The government employee’s reward comes from his superior. The private practitioner’s reward comes from his patient. Neither has any confusion regarding whom they must please.
A friend of mine, a World War II vet, spent a lot of time as a volunteer at the VA hospital in Atlanta. He told me of a very ill patient in the hospital who had lost control of his bowel and was lying in his own waste. The patient’s wife begged the nurse for two hours to change his bed linens. The situation was finally handled after the shift change. A private facility would go out of business with that kind of patient care.
Afghanistan and Iraq, plus the aging of the Vietnam vets, has added two million veterans to the VA health care system. Additionally, the eligibility for access to VA health care has been expanded. The number of providers has not kept up with the increased demand forcing the VA to decide: Do we ask more of our doctors or extend waiting times? Guess which idea prevailed.
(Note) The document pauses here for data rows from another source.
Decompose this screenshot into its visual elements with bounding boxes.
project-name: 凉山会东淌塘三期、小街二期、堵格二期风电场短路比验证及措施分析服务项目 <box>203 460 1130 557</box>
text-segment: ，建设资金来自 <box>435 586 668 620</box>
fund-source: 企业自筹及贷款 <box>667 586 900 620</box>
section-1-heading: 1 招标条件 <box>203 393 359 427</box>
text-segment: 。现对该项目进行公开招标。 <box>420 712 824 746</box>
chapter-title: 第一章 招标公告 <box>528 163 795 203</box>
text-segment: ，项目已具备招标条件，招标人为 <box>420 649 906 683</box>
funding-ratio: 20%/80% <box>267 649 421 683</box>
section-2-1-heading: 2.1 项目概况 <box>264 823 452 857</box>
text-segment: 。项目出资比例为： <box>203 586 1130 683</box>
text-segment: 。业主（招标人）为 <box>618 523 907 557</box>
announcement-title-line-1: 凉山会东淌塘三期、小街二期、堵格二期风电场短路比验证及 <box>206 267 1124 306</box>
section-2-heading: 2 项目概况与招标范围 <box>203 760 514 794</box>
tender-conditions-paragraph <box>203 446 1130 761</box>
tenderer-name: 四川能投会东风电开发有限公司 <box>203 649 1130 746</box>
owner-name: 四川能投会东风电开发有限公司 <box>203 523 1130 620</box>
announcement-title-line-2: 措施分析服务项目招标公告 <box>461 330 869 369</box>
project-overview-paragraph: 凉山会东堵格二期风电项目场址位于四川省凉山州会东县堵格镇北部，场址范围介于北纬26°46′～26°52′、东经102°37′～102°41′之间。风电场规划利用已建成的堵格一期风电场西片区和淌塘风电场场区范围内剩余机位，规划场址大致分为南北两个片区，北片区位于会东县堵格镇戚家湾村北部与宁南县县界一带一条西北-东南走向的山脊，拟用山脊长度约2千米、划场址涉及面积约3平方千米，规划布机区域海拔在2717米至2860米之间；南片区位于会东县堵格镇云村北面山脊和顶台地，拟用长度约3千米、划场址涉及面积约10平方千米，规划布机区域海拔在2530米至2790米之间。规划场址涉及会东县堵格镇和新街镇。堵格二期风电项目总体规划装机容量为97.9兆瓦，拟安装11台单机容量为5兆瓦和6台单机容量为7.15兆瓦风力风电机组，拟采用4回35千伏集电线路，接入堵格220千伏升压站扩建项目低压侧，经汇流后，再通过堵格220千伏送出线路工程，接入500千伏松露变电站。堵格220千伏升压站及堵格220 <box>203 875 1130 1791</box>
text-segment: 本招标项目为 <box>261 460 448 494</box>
A major benchmark for the hospital administrator is the VA rule which says that a patient must be seen within two weeks of them asking for an appointment. The administrator is rated on how well they succeed with that rule.
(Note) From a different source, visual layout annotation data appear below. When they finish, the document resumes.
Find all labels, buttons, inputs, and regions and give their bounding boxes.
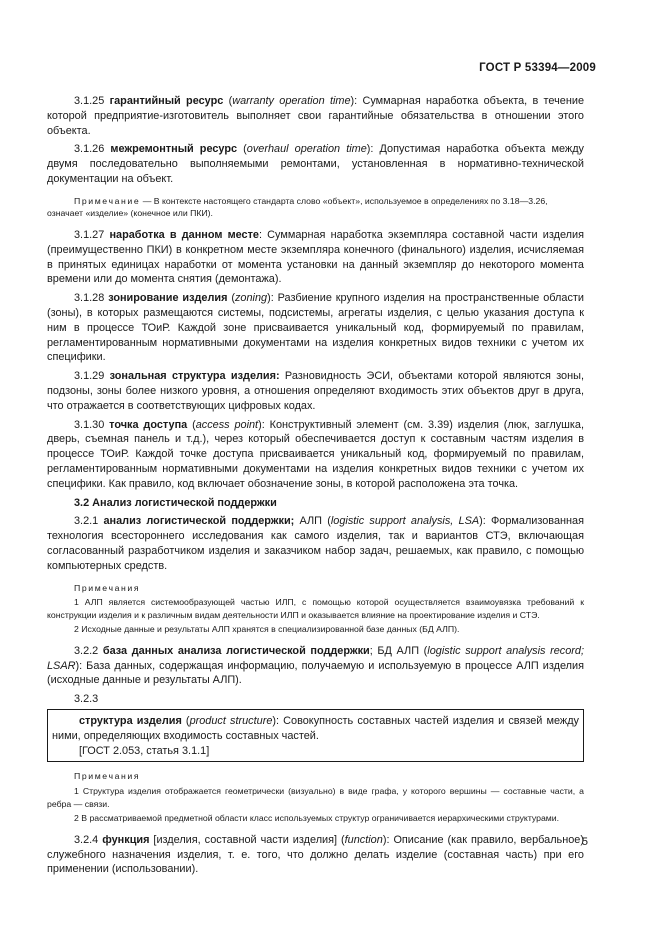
note: Примечание — В контексте настоящего стандарта слово «объект», используемое в определениях по 3.18—3.26, означает «изделие» (конечное или ПКИ). (47, 195, 548, 219)
document-header: ГОСТ Р 53394—2009 (479, 62, 596, 74)
term-english: logistic support analysis record; LSAR (47, 644, 585, 672)
term-name: зональная структура изделия: (109, 370, 280, 383)
term-3-2-1: 3.2.1 анализ логистической поддержки; АЛП (logistic support analysis, LSA): Формализованная технология всестороннего исследования как самого изделия, так и вариантов СТЭ, включающая согласованный разработчиком изделия и заказчиком набор задач, решаемых, как правило, с помощью компьютерных средств. (47, 515, 585, 572)
term-name: межремонтный ресурс (110, 143, 238, 156)
term-3-1-27: 3.1.27 наработка в данном месте: Суммарная наработка экземпляра составной части изделия (преимущественно ПКИ) в конкретном месте экземпляра конечного (финального) изделия, исчисляемая в принятых единицах наработки от момента установки на данный экземпляр до некоторого момента времени или до момента снятия (демонтажа). (47, 228, 584, 286)
term-name: база данных анализа логистической поддержки (102, 644, 370, 657)
notes (47, 582, 584, 636)
term-3-1-25: 3.1.25 гарантийный ресурс (warranty operation time): Суммарная наработка объекта, в течение которой предприятие-изготовитель выполняет свои гарантийные обязательства в отношении этого объекта. (47, 95, 585, 137)
term-english: warranty operation time (232, 95, 351, 107)
term-number: 3.2.3 (74, 693, 99, 706)
document-body (47, 94, 584, 881)
term-3-1-28: 3.1.28 зонирование изделия (zoning): Разбиение крупного изделия на пространственные области (зоны), в которых размещаются системы, подсистемы, агрегаты изделия, с целью указания доступа к ним в процессе ТОиР. Каждой зоне присваивается уникальный код, формируемый по правилам, регламентированным нормативными документами на изделия конкретных видов техники с учетом их специфики. (47, 292, 584, 364)
term-name: точка доступа (109, 418, 188, 431)
source-reference: [ГОСТ 2.053, статья 3.1.1] (79, 744, 210, 757)
term-name: структура изделия (79, 715, 182, 728)
term-english: logistic support analysis, LSA (330, 515, 480, 528)
page-number: 5 (581, 836, 588, 848)
term-3-1-26: 3.1.26 межремонтный ресурс (overhaul operation time): Допустимая наработка объекта между двумя последовательно выполняемыми ремонтами, установленная в нормативно-технической документации на объект. (47, 143, 585, 185)
reference-box (47, 709, 584, 762)
term-3-2-4: 3.2.4 функция [изделия, составной части изделия] (function): Описание (как правило, вербальное) служебного назначения изделия, т. е. того, что должно делать изделие (составная часть) при его применении (использовании). (47, 833, 584, 876)
note-item: 2 Исходные данные и результаты АЛП хранятся в специализированной базе данных (БД АЛП). (74, 624, 460, 635)
notes-label: Примечания (74, 582, 141, 593)
term-name: наработка в данном месте (109, 228, 259, 241)
term-3-2-2: 3.2.2 база данных анализа логистической поддержки; БД АЛП (logistic support analysis record; LSAR): База данных, содержащая информацию, получаемую и используемую в процессе АЛП изделия (исходные данные и результаты АЛП). (47, 644, 585, 687)
term-english: product structure (189, 715, 273, 728)
term-english: zoning (234, 292, 268, 305)
note-item: 1 Структура изделия отображается геометрически (визуально) в виде графа, у которого вершины — составные части, а ребра — связи. (47, 786, 584, 809)
term-english: overhaul operation time (246, 143, 367, 156)
term-3-2-3: структура изделия (product structure): Совокупность составных частей изделия и связей между ними, определяющих входимость составных частей. (52, 715, 579, 742)
note-item: 2 В рассматриваемой предметной области класс используемых структур ограничивается иерархическими структурами. (74, 813, 560, 824)
term-name: функция (102, 833, 150, 846)
term-name: анализ логистической поддержки; (103, 515, 295, 528)
section-heading: 3.2 Анализ логистической поддержки (74, 496, 277, 509)
notes (47, 770, 584, 824)
term-name: зонирование изделия (108, 292, 228, 305)
term-3-1-29: 3.1.29 зональная структура изделия: Разновидность ЭСИ, объектами которой являются зоны, подзоны, зоны более низкого уровня, а отношения определяют входимость этих объектов друг в друга, что отражается в соответствующих цифровых кодах. (47, 370, 584, 412)
term-name: гарантийный ресурс (109, 95, 224, 107)
term-english: function (344, 833, 383, 846)
note-item: 1 АЛП является системообразующей частью ИЛП, с помощью которой осуществляется взаимоувязка требований к конструкции изделия и к различным видам деятельности ИЛП и оказывается влияние на проектирование изделия и СТЭ. (47, 597, 584, 620)
notes-label: Примечания (74, 771, 141, 782)
term-english: access point (195, 418, 259, 431)
term-3-1-30: 3.1.30 точка доступа (access point): Конструктивный элемент (см. 3.39) изделия (люк, заглушка, дверь, съемная панель и т.д.), через который обеспечивается доступ к составным частям изделия в процессе ТОиР. Каждой точке доступа присваивается уникальный код, формируемый по правилам, регламентированным нормативными документами на изделия конкретных видов техники с учетом их специфики. Как правило, код включает обозначение зоны, в которой расположена эта точка. (47, 418, 584, 490)
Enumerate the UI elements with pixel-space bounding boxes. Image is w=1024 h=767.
At some point an administrator came up with a scheme. When the patient requests an appointment all of the patient’s information is entered into the template, but rather than entering it onto the computer drive it is printed out and held until two weeks before an appointment was available. The appointment was then entered into the system and the benchmark was met.
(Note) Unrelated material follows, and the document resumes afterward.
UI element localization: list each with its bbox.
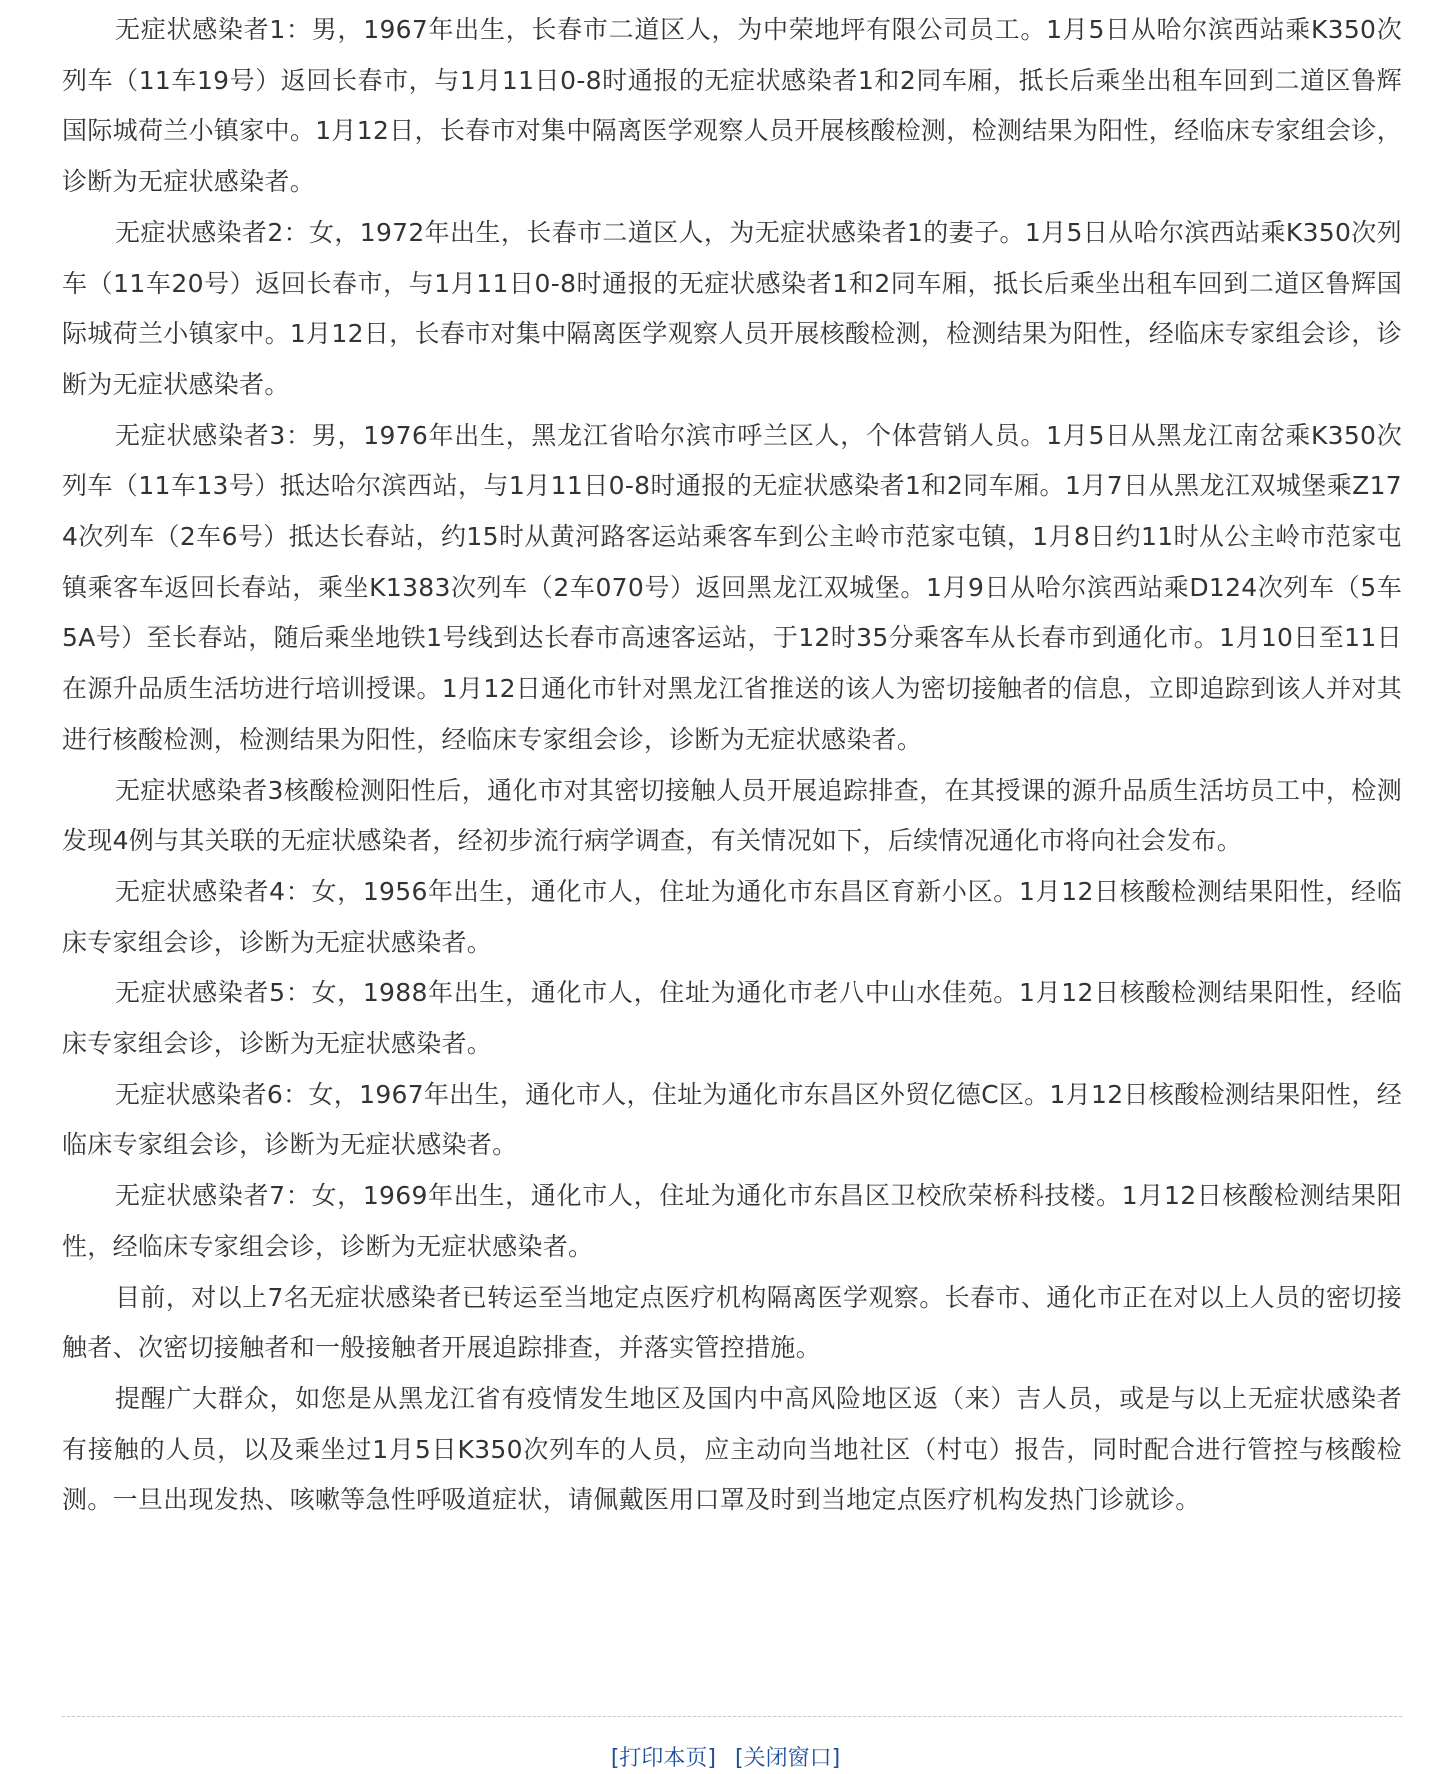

Sharon Helman, the Phoenix hospital administrator where 40 veterans died waiting for an appointment, fooled her bosses sufficiently to get a bonus in 2013 and again just last month.
Government employees attend conventions. We all remember the GSA convention in Las Vegas and the judges going to Hawaii. Much gets discussed at the bar in the evening. People share experiences and ideas. I can just imagine the enthusiasm when the “secret waiting list” scheme was first shared with friends as a way to fool the bosses. I would be surprised if it were not being copied in every VA facility in America.
While there is much angst about solving the problem of the wait times, perhaps it is time to start over. We all choose our doctor – or our retailer for that matter – based on how satisfied we are with their service. Let us give that same choice to our veterans. Some will choose the VA, but some will go to the doctor close to home.
Not every veteran will be totally satisfied with the choice they make, but that mistake can be corrected without our help. We will not have to mobilize the entire federal government to deal with the scandalous treatment of our veterans by the very agency that was created to serve them.